Today’s efforts to recreate elements of the city, of whatever prescription of urbanism (e.g. “new”, “landscape” or “ecological”) often turn on issues once considered in design competitions long forgotten.
Central to such efforts, new or old, is the relationship of a city segment to the surrounding urban area and the role of public streets in the integration process between neighborhood and city.
A sometimes overlooked legacy can be rediscovered in the Chicago of 100 years ago, where a still-relevant competition once summarized by Lewis Mumford centered on integrating neighborhood housing with “markets, schools, churches, and other institutions that serve the local area rather than the city as a whole”.
In December 1912, the City Club of Chicago staged a competition for the design of a quarter-section of the Chicago grid.
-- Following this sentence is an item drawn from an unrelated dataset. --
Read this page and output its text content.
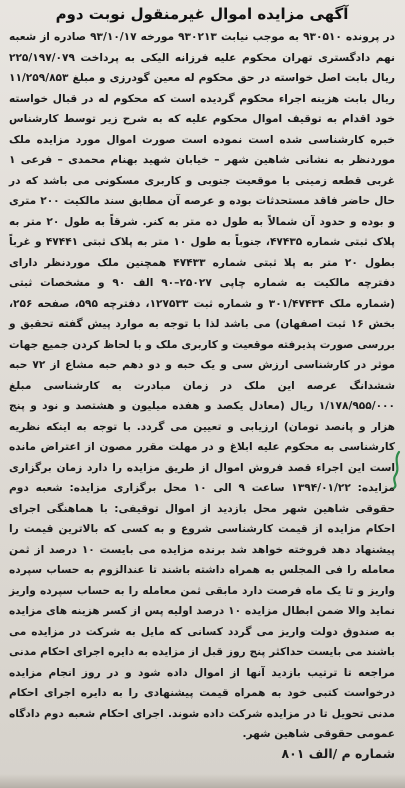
آگهی مزایده اموال غیرمنقول نوبت دوم

در پرونده ۹۳۰۵۱۰ به موجب نیابت ۹۳۰۲۱۳ مورخه ۹۳/۱۰/۱۷ صادره از شعبه نهم دادگستری تهران محکوم علیه فرزانه الیکی به پرداخت ۲۲۵/۱۹۷/۰۷۹ ریال بابت اصل خواسته در حق محکوم له معین گودرزی و مبلغ ۱۱/۲۵۹/۸۵۳ ریال بابت هزینه اجراء محکوم گردیده است که محکوم له در قبال خواسته خود اقدام به توقیف اموال محکوم علیه که به شرح زیر توسط کارشناس خبره کارشناسی شده است نموده است صورت اموال مورد مزایده ملک موردنظر به نشانی شاهین شهر – خیابان شهید بهنام محمدی – فرعی ۱ غربی قطعه زمینی با موقعیت جنوبی و کاربری مسکونی می باشد که در حال حاضر فاقد مستحدثات بوده و عرصه آن مطابق سند مالکیت ۲۰۰ متری و بوده و حدود آن شمالاً به طول ده متر به کنر. شرقاً به طول ۲۰ متر به پلاک ثبتی شماره ۴۷۴۳۵، جنوباً به طول ۱۰ متر به پلاک ثبتی ۴۷۴۴۱ و غرباً بطول ۲۰ متر به پلا ثبتی شماره ۴۷۴۳۳ همچنین ملک موردنظر دارای دفترچه مالکیت به شماره چاپی ۲۵۰۲۷–۹۰ الف ۹۰ و مشخصات ثبتی (شماره ملک ۳۰۱/۴۷۴۳۴ و شماره ثبت ۱۲۷۵۳۳، دفترچه ۵۹۵، صفحه ۲۵۶، بخش ۱۶ ثبت اصفهان) می باشد لذا با توجه به موارد پیش گفته تحقیق و بررسی صورت پذیرفته موقعیت و کاربری ملک و با لحاظ کردن جمیع جهات موثر در کارشناسی ارزش سی و یک حبه و دو دهم حبه مشاع از ۷۲ حبه ششدانگ عرصه این ملک در زمان مبادرت به کارشناسی مبلغ ۱/۱۷۸/۹۵۵/۰۰۰ ریال (معادل یکصد و هفده میلیون و هشتصد و نود و پنج هزار و پانصد تومان) ارزیابی و تعیین می گردد. با توجه به اینکه نظریه کارشناسی به محکوم علیه ابلاغ و در مهلت مقرر مصون از اعتراض مانده است این اجراء قصد فروش اموال از طریق مزایده را دارد زمان برگزاری مزایده: ۱۳۹۴/۰۱/۲۲ ساعت ۹ الی ۱۰ محل برگزاری مزایده: شعبه دوم حقوقی شاهین شهر محل بازدید از اموال توقیفی: با هماهنگی اجرای احکام مزایده از قیمت کارشناسی شروع و به کسی که بالاترین قیمت را پیشنهاد دهد فروخته خواهد شد برنده مزایده می بایست ۱۰ درصد از ثمن معامله را فی المجلس به همراه داشته باشند تا عندالزوم به حساب سپرده واریز و تا یک ماه فرصت دارد مابقی ثمن معامله را به حساب سپرده واریز نماید والا ضمن ابطال مزایده ۱۰ درصد اولیه پس از کسر هزینه های مزایده به صندوق دولت واریز می گردد کسانی که مایل به شرکت در مزایده می باشند می بایست حداکثر پنج روز قبل از مزایده به دایره اجرای احکام مدنی مراجعه تا ترتیب بازدید آنها از اموال داده شود و در روز انجام مزایده درخواست کتبی خود به همراه قیمت پیشنهادی را به دایره اجرای احکام مدنی تحویل تا در مزایده شرکت داده شوند. اجرای احکام شعبه دوم دادگاه عمومی حقوقی شاهین شهر.

شماره م /الف ۸۰۱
The effort was later documented by Alfred B. Yeomans, a Chicago landscape architect who edited the competition’s publication in 1916. He acknowledged new attention to the planned development of the local area premised on the increasingly comprehensive role of the street. He noted that the “purely mechanical extension of existing street systems is giving way to scientific methods of development based on a careful study of the probable economic, social and aesthetic needs of prospective inhabitants”.
The various entries stressed the fundamental role of the street in integrating city and neighborhood.
Several of the entries emphasized the role of the local street system and public open spaces. The first prize entry, by Chicago architect Wilhelm Bernhard, contained a community center and stressed deterrence of through traffic from surrounding Chicago. Arthur C. Comey, the second-prize winner, employed the English allotment garden within blocks, with houses facing inward, an intermediate street system for local use, recreation spaces, and buildings grouped about small parks.
Other entries took up more directly the question of integration with the surrounding city, thereby starting a debate on the worth of isolated communities at variance with the surrounding grid. This debate has never fully resolved, especially as modes of transportation expand, while contemporary thinking increasingly emphasizes the relationship and proximity of home to work.
In particular, landscape architect G.B. Cone noted that the proposed neighborhood was not destined to exist independent of Chicago’s entirety. He argued for retention of the gridiron throughout, foreshadowing today’s defenders of continuity within the grid and implying that the imposition of a curvilinear scheme would negatively isolate the community from the prevailing pattern of development. Nonetheless, he emphasized the use of interior-block open space and the community center.
Similarly, William Drummond, a Prairie School architect and disciple of Frank Lloyd Wright, proposed grid-based “neighborhood units” (well prior to large-scale adoption of the concept by Clarence Perry and others) with allotment gardens and interior courts.
These designs were but a fraction of the Chicago competition’s entries. Yet they exhibited best the perceptive synthesis of reform ideals and site planning sensitive to the uses of the street within the new arena of the urban neighborhood.
In response to such efforts, the competition provided a “Sociological Review of the Plans” by Dr. Carol Aronovici, then director of the Bureau of Social Research of Philadelphia, and a lecturer on housing and town planning at the University of Pennsylvania. Aronovici cautioned that the new, local street plans within specific areas should not proceed without determination of “the relationship that this area is intended to bear to the whole”.
Aronovici, like many of today’s urbanists, saw virtue in the grid. He viewed the abandonment of the gridiron street system as a possible symptom of an “artificial and radical” attempt to set the planned community off from its surroundings. He urged the location of public and semi-public buildings on the
community’s periphery rather than grouped about local community centers, so as to preserve contacts with adjacent neighborhoods. Finally, he perceptively identified problems inherent in public regulation and ownership of inner block open spaces and saw the necessity of assuming community maintenance of public areas:
The whole question of “shut-in spaces,” whether they be parks, playgrounds or allotment gardens, is one that should be carefully weighed. The line of cleavage between public and private ownership, between public and private maintenance, should be sharply drawn. While I am heartily in favor of extending the bounds of public ownership, I am opposed to common ownership that is not coupled with common responsibility.
In the spirit of both deja vu and amnesia (concepts combined by American actor/writer Stephen Wright), the debates of the legacy Chicago competition continue, 100 years later, as the dialogue on streets and neighborhood-urban area integration lives on.
For more on the precedential Chicago Competion, see Yeomans, A.B., ed. 1916. City Residential Land Development. Chicago: University of Chicago Press.
This entry was adapted from Wolfe, C.R. “Streets Regulating Neighborhood Form”. Ch. 7. in Moudon, A.V., 1987,1991. Public Streets for Public Use. Columbia University Press. It was also republished in SustainableCitiesCollective on November 21, here.
The concept of a courtyard is one that I find severely lacking in much of our city planning today. As a parent in an urban area, I frequently take my kids to parks. I don’t want a yard of my own – I’ve had those before. I want shared community space directly adjacent to my residence. A courtyard would be the perfect way to do this. I like the semi-privacy of it and the communal atmosphere. I think city planners need to do more to appeal to families the way the suburbs do.